For years, Danny Miner, a Tooele City resident and a disabled veteran, worried that his old car would break down on his way to doctors’ appointments in Salt Lake City.
These days his ride is more reliable — and the company is better, as well.
Miner is one of a growing number of elderly, disabled or low-income county residents who make use of the Tooele County Shuttle, a service intended to provide transportation to medical appointments, educational or occupational opportunities, or related necessities in Tooele and Salt Lake valleys.
The program has evolved from a small, grassroots effort to improve medical transportation for the elderly, into a fully functional nonprofit initiative with a dedicated professional director.
Marrium Croom, a member of the Tooele Civic League, said she first conceived the idea after watching one of her friends struggle to find a way to and from Salt Lake while going through cancer treatment. The friend was in no condition to drive, Croom said, but refused to ask for help from friends or family. Public transportation was likewise problematic.
“A person does not feel like standing on a corner if they’ve had chemo all day,” she said.
Croom kicked off the Civic League’s efforts to find grant money to fund a medical shuttle, and received money through the Veteran’s Association to purchase and modify a van that would be wheelchair accessible.
Additional grants provided funds for a computer, three years of fuel and van maintenance, and a salary for a program director — a position Cissy Morton filled in early 2013.
Since Morton came on board, the shuttle program has seen gradual ridership growth. In April 2013, the shuttle had about 110 riders. Last month, about 130 riders used the service. However, current riders and the volunteer drivers who man the shuttle, fear that without additional interest, creating a service that is sustainable in the long-term may prove difficult.
The uncertainty of grant funding — the bulk of which will run out in April if applications to renew the grants are denied — has riders and drivers alike concerned about the future of a program that provides an essential transportation service.
“You have no idea how many people would go without and maybe even die without this service,” said Kristi Foote, a disabled Grantsville resident who uses the service to get to her doctors.
Other riders attested to the difficulty of navigating bus transfers in Salt Lake with a wheelchair or walker, and one man said a disability affecting his memory made it difficult to follow a bus route without getting lost.

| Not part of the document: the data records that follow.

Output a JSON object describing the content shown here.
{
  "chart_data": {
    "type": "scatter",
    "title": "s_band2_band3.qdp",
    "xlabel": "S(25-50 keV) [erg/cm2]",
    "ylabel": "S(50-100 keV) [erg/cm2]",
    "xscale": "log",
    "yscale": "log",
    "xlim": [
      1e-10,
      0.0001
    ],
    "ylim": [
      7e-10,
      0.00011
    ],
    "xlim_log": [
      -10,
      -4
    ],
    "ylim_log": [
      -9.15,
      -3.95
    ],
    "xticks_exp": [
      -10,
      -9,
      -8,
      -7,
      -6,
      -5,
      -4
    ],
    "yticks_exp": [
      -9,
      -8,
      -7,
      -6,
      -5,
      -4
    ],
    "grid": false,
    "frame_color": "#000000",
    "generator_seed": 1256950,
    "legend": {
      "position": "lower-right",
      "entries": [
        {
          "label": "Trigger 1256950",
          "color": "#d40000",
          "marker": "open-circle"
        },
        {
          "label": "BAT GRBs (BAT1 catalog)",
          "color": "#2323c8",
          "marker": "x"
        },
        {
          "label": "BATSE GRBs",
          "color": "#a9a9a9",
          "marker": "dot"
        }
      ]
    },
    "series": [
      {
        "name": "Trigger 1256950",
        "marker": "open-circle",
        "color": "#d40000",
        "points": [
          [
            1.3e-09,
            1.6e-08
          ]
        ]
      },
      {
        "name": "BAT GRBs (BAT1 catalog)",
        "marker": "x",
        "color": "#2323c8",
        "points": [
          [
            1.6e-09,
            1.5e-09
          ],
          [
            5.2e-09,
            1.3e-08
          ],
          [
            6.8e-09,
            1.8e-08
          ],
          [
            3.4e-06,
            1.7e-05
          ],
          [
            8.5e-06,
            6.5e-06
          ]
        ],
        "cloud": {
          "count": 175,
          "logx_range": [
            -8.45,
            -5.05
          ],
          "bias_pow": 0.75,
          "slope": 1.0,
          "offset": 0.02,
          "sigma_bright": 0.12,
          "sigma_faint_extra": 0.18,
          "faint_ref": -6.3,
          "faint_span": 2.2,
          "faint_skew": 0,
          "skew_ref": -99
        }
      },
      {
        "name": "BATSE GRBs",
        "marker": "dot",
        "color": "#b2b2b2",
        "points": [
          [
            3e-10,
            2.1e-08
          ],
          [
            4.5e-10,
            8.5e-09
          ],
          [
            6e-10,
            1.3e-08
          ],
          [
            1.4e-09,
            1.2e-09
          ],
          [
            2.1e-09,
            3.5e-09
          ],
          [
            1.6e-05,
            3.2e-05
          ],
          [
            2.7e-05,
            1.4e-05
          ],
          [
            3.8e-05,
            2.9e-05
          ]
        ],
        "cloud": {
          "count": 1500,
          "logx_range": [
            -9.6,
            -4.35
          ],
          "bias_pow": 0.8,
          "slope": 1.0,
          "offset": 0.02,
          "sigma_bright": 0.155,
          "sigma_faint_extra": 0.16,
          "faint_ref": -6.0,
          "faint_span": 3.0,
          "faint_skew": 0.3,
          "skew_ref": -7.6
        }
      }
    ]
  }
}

Additionally, those currently involved with the shuttle said they have forged strong bonds with one another.
“We don’t want this program to go away, because it benefits everyone,” said David Seely, a Tooele resident and a volunteer shuttle driver.

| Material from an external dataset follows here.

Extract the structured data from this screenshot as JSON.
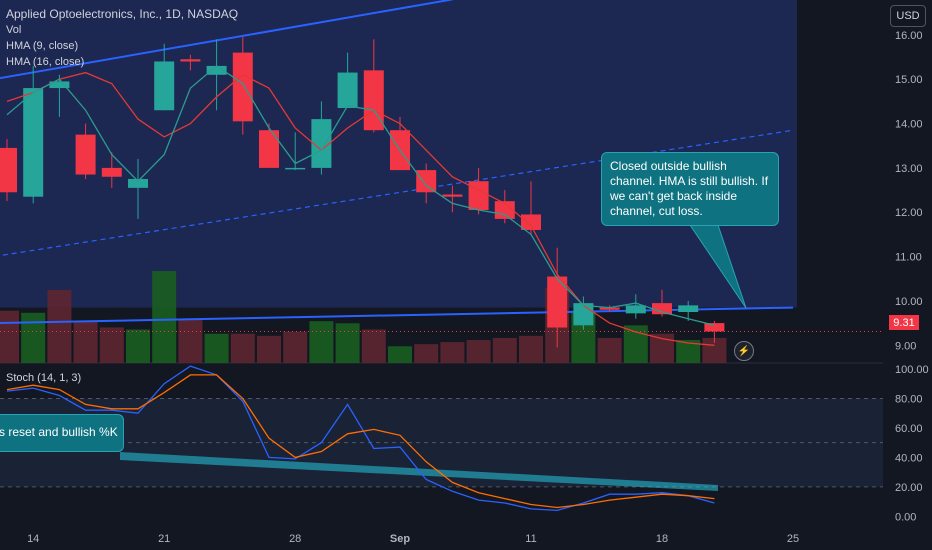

Miner, who started riding the shuttle because he was afraid his personal vehicle might break down, said he too appreciated making conversation with the shuttle’s volunteer drivers and other riders. For him, the service affords a rare opportunity for socialization.
“I live alone and my dog doesn’t talk back,” he said.
The best way to make the program sustainable, Morton said, is to find a way for the program to fund itself. To that end, the shuttle does ask riders for a $10 donation for a two-way trip into Salt Lake.
She also plans to reach out to local businesses and ask for donations to keep the shuttle running.
“The whole idea is to be self-funded,” said Morton. “We’ve got a good program. We need to be proud of where we are, where we’ve come from, and where we’re going. But I’m not above asking or begging for money.”
The shuttle can provide transportation to most medical, educational, or occupation-related appointments for all Tooele and Rush valley residents at the price of $20 per round trip, as long as seating is available. Seniors, disabled or low-income individuals, and veterans — all of whom may ride the shuttle for free if they so choose — get top priority.